El verdadero pulso de una sociedad no se mide por sus avances tecnológicos ni por la solidez de sus mercados, sino por la capacidad de abrazar la diversidad de quienes la habitan.
Conmemorar el Día Internacional contra la Homofobia, la Transfobia y la Bifobia nos obliga a mirar de frente las deudas históricas que tenemos con la dignidad humana.
No se trata de un debate ideológico ni de una disputa política; se trata de vidas humanas, de historias reales y del derecho fundamental a existir sin miedo.
Las palabras importan porque nombran realidades. Cuando abrimos el lenguaje y la mente para incluir a todas, todos y todes, no estamos forzando una gramática; estamos abriendo la puerta a quienes durante siglos se les negó el derecho de piso en su propia tierra.
Las libertades individuales no son un pastel del cual, si alguien toma una rebanada, los demás se quedan con menos. Al contrario: cuando una persona conquista el derecho a vivir su identidad y su orientación en total plenitud, la libertad de la sociedad entera se multiplica.
Una comunidad es verdaderamente libre solo cuando el eslabón más vulnerable deja de temer por su seguridad.
Los valores que nos deben unir como humanidad son la empatía, el respeto profundo y la justicia. No necesitamos pensar igual, vestir igual ni amar de la misma manera para reconocernos como iguales. Lo que nos sostiene es la certeza de que el dolor ajeno no nos puede ser indiferente. La discriminación y el odio debilitan el tejido social, fracturan las familias y apagan miradas que merecen brillar con fuerza.
Sanar esas heridas requiere un compromiso diario que empiece en las aulas, continúe en las calles y se consolide en las leyes.
Al final del día, el amor debe ser la prioridad absoluta y la brújula innegociable de nuestra convivencia. El amor en familia, el amor propio, el amor de pareja y ese amor comunitario que se traduce en solidaridad.
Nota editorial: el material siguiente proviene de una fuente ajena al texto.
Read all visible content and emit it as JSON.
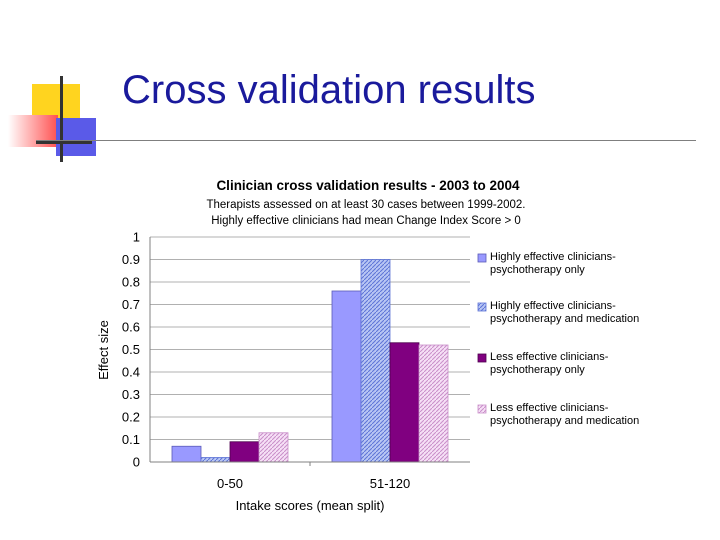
{
  "slide": {
    "title": "Cross validation results"
  },
  "colors": {
    "title": "#1a1a9c",
    "deco_yellow": "#ffd41f",
    "deco_red": "#ff5050",
    "deco_blue": "#5a5ae8",
    "deco_dark": "#333333"
  },
  "chart_data": {
    "type": "bar",
    "title": "Clinician cross validation results - 2003 to 2004",
    "subtitle_lines": [
      "Therapists assessed on at least 30 cases between 1999-2002.",
      "Highly effective clinicians had mean Change Index Score > 0"
    ],
    "xlabel": "Intake scores (mean split)",
    "ylabel": "Effect size",
    "ylim": [
      0,
      1
    ],
    "yticks": [
      "0",
      "0.1",
      "0.2",
      "0.3",
      "0.4",
      "0.5",
      "0.6",
      "0.7",
      "0.8",
      "0.9",
      "1"
    ],
    "categories": [
      "0-50",
      "51-120"
    ],
    "gridlines": "horizontal",
    "legend_position": "right",
    "series": [
      {
        "name": "Highly effective clinicians-psychotherapy only",
        "legend_lines": [
          "Highly effective clinicians-",
          "psychotherapy only"
        ],
        "values": [
          0.07,
          0.76
        ],
        "color": "#9999ff",
        "pattern": "solid"
      },
      {
        "name": "Highly effective clinicians-psychotherapy and medication",
        "legend_lines": [
          "Highly effective clinicians-",
          "psychotherapy and medication"
        ],
        "values": [
          0.02,
          0.9
        ],
        "color": "#7f92e0",
        "pattern": "hatched"
      },
      {
        "name": "Less effective clinicians-psychotherapy only",
        "legend_lines": [
          "Less effective clinicians-",
          "psychotherapy only"
        ],
        "values": [
          0.09,
          0.53
        ],
        "color": "#800080",
        "pattern": "solid"
      },
      {
        "name": "Less effective clinicians-psychotherapy and medication",
        "legend_lines": [
          "Less effective clinicians-",
          "psychotherapy and medication"
        ],
        "values": [
          0.13,
          0.52
        ],
        "color": "#e6b8e6",
        "pattern": "hatched"
      }
    ]
  }
}
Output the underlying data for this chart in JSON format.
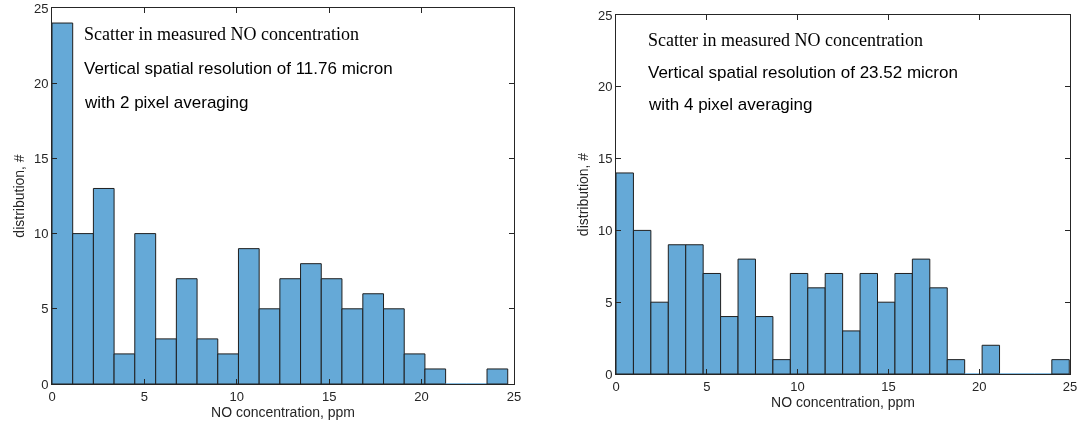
{
  "chart_data": [
    {
      "type": "histogram",
      "xlabel": "NO concentration, ppm",
      "ylabel": "distribution, #",
      "color": "#65a9d7",
      "bins": [
        0,
        1.12,
        2.24,
        3.36,
        4.48,
        5.61,
        6.73,
        7.85,
        8.97,
        10.09,
        11.21,
        12.33,
        13.45,
        14.57,
        15.69,
        16.82,
        17.94,
        19.06,
        20.18,
        21.3,
        22.42,
        23.54,
        24.66
      ],
      "values": [
        24,
        10,
        13,
        2,
        10,
        3,
        7,
        3,
        2,
        9,
        5,
        7,
        8,
        7,
        5,
        6,
        5,
        2,
        1,
        0,
        0,
        1
      ],
      "xlim": [
        0,
        25
      ],
      "xticks": [
        0,
        5,
        10,
        15,
        20,
        25
      ],
      "ylim": [
        0,
        25
      ],
      "yticks": [
        0,
        5,
        10,
        15,
        20,
        25
      ],
      "grid": false,
      "legend": false,
      "annotations": [
        "Scatter in measured NO concentration",
        "Vertical spatial resolution of 11.76 micron",
        "with 2 pixel averaging"
      ]
    },
    {
      "type": "histogram",
      "xlabel": "NO concentration, ppm",
      "ylabel": "distribution, #",
      "color": "#65a9d7",
      "bins": [
        0,
        0.96,
        1.92,
        2.88,
        3.84,
        4.8,
        5.76,
        6.72,
        7.68,
        8.64,
        9.6,
        10.56,
        11.52,
        12.48,
        13.44,
        14.4,
        15.36,
        16.32,
        17.28,
        18.24,
        19.2,
        20.16,
        21.12,
        22.08,
        23.04,
        24,
        24.96
      ],
      "values": [
        14,
        10,
        5,
        9,
        9,
        7,
        4,
        8,
        4,
        1,
        7,
        6,
        7,
        3,
        7,
        5,
        7,
        8,
        6,
        1,
        0,
        2,
        0,
        0,
        0,
        1
      ],
      "xlim": [
        0,
        25
      ],
      "xticks": [
        0,
        5,
        10,
        15,
        20,
        25
      ],
      "ylim": [
        0,
        25
      ],
      "yticks": [
        0,
        5,
        10,
        15,
        20,
        25
      ],
      "grid": false,
      "legend": false,
      "annotations": [
        "Scatter in measured NO concentration",
        "Vertical spatial resolution of 23.52 micron",
        "with 4 pixel averaging"
      ]
    }
  ]
}
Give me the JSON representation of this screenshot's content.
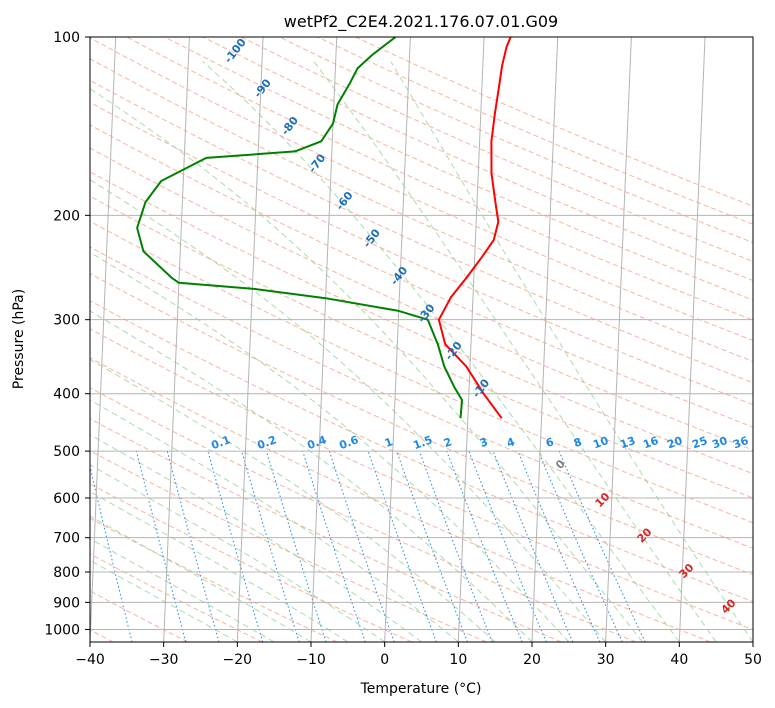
{
  "chart_data": {
    "type": "line",
    "title": "wetPf2_C2E4.2021.176.07.01.G09",
    "xlabel": "Temperature (°C)",
    "ylabel": "Pressure (hPa)",
    "xlim": [
      -40,
      50
    ],
    "ylim": [
      1050,
      100
    ],
    "x_ticks": [
      -40,
      -30,
      -20,
      -10,
      0,
      10,
      20,
      30,
      40,
      50
    ],
    "y_ticks": [
      100,
      200,
      300,
      400,
      500,
      600,
      700,
      800,
      900,
      1000
    ],
    "grid": true,
    "series": [
      {
        "name": "temperature",
        "color": "#ff0000",
        "points": [
          [
            14.6,
            440
          ],
          [
            12,
            400
          ],
          [
            9.5,
            360
          ],
          [
            6.5,
            330
          ],
          [
            5.5,
            300
          ],
          [
            7,
            275
          ],
          [
            9,
            255
          ],
          [
            11,
            235
          ],
          [
            12.5,
            220
          ],
          [
            13,
            205
          ],
          [
            12.5,
            190
          ],
          [
            11.8,
            170
          ],
          [
            11.6,
            150
          ],
          [
            11.9,
            135
          ],
          [
            12.3,
            122
          ],
          [
            12.6,
            112
          ],
          [
            13.1,
            104
          ],
          [
            13.6,
            100
          ]
        ]
      },
      {
        "name": "dewpoint",
        "color": "#008000",
        "points": [
          [
            9,
            440
          ],
          [
            9.1,
            410
          ],
          [
            8,
            390
          ],
          [
            6.5,
            360
          ],
          [
            5.5,
            330
          ],
          [
            4,
            300
          ],
          [
            0,
            290
          ],
          [
            -10,
            276
          ],
          [
            -20,
            266
          ],
          [
            -30,
            260
          ],
          [
            -31,
            255
          ],
          [
            -35,
            230
          ],
          [
            -36,
            210
          ],
          [
            -35,
            190
          ],
          [
            -33,
            175
          ],
          [
            -27,
            160
          ],
          [
            -15,
            156
          ],
          [
            -11.5,
            150
          ],
          [
            -10,
            140
          ],
          [
            -9.5,
            130
          ],
          [
            -8,
            120
          ],
          [
            -7,
            113
          ],
          [
            -5,
            107
          ],
          [
            -2,
            100
          ]
        ]
      }
    ],
    "dry_adiabat_labels": [
      "-100",
      "-90",
      "-80",
      "-70",
      "-60",
      "-50",
      "-40",
      "-30",
      "-20",
      "-10"
    ],
    "wet_adiabat_labels": [
      "0",
      "10",
      "20",
      "30",
      "40"
    ],
    "mixing_ratio_labels": [
      "0.1",
      "0.2",
      "0.4",
      "0.6",
      "1",
      "1.5",
      "2",
      "3",
      "4",
      "6",
      "8",
      "10",
      "13",
      "16",
      "20",
      "25",
      "30",
      "36"
    ],
    "colors": {
      "isotherm": "#b4b4b4",
      "dry_adiabat": "#f4a88e",
      "moist_adiabat": "#8fcf8f",
      "mixing_ratio": "#1e88e5",
      "dry_label": "#1f6fb4",
      "wet_label": "#d62728"
    }
  }
}
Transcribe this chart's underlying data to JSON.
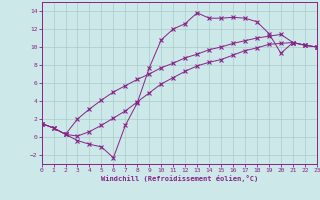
{
  "bg_color": "#cce8e8",
  "grid_color": "#aacccc",
  "line_color": "#882288",
  "xlabel": "Windchill (Refroidissement éolien,°C)",
  "xlim": [
    0,
    23
  ],
  "ylim": [
    -3,
    15
  ],
  "xticks": [
    0,
    1,
    2,
    3,
    4,
    5,
    6,
    7,
    8,
    9,
    10,
    11,
    12,
    13,
    14,
    15,
    16,
    17,
    18,
    19,
    20,
    21,
    22,
    23
  ],
  "yticks": [
    -2,
    0,
    2,
    4,
    6,
    8,
    10,
    12,
    14
  ],
  "line1_x": [
    0,
    1,
    2,
    3,
    4,
    5,
    6,
    7,
    8,
    9,
    10,
    11,
    12,
    13,
    14,
    15,
    16,
    17,
    18,
    19,
    20,
    21,
    22,
    23
  ],
  "line1_y": [
    1.5,
    1.0,
    0.3,
    -0.4,
    -0.8,
    -1.1,
    -2.3,
    1.3,
    3.8,
    7.7,
    10.8,
    12.0,
    12.6,
    13.8,
    13.2,
    13.2,
    13.3,
    13.2,
    12.8,
    11.5,
    9.3,
    10.5,
    10.2,
    10.0
  ],
  "line2_x": [
    0,
    1,
    2,
    3,
    4,
    5,
    6,
    7,
    8,
    9,
    10,
    11,
    12,
    13,
    14,
    15,
    16,
    17,
    18,
    19,
    20,
    21,
    22,
    23
  ],
  "line2_y": [
    1.5,
    1.0,
    0.3,
    2.0,
    3.1,
    4.1,
    5.0,
    5.7,
    6.4,
    7.0,
    7.7,
    8.2,
    8.8,
    9.2,
    9.7,
    10.0,
    10.4,
    10.7,
    11.0,
    11.2,
    11.4,
    10.5,
    10.2,
    10.0
  ],
  "line3_x": [
    0,
    1,
    2,
    3,
    4,
    5,
    6,
    7,
    8,
    9,
    10,
    11,
    12,
    13,
    14,
    15,
    16,
    17,
    18,
    19,
    20,
    21,
    22,
    23
  ],
  "line3_y": [
    1.5,
    1.0,
    0.3,
    0.1,
    0.6,
    1.3,
    2.1,
    2.9,
    3.9,
    4.9,
    5.9,
    6.6,
    7.3,
    7.9,
    8.3,
    8.6,
    9.1,
    9.6,
    9.9,
    10.3,
    10.4,
    10.5,
    10.2,
    10.0
  ]
}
Ninguna persona debería verse obligada a elegir entre ser fiel a sí misma o ser aceptada por su entorno.
Juntas y juntos impulsemos un mundo donde la diversidad sea celebrada como el mayor de nuestros tesoros, donde el respeto sea la regla y donde el amor, en cualquiera de sus formas legítimas, sea siempre el motivo y nunca el delito.
Jennifer Islas. Política y conferencista.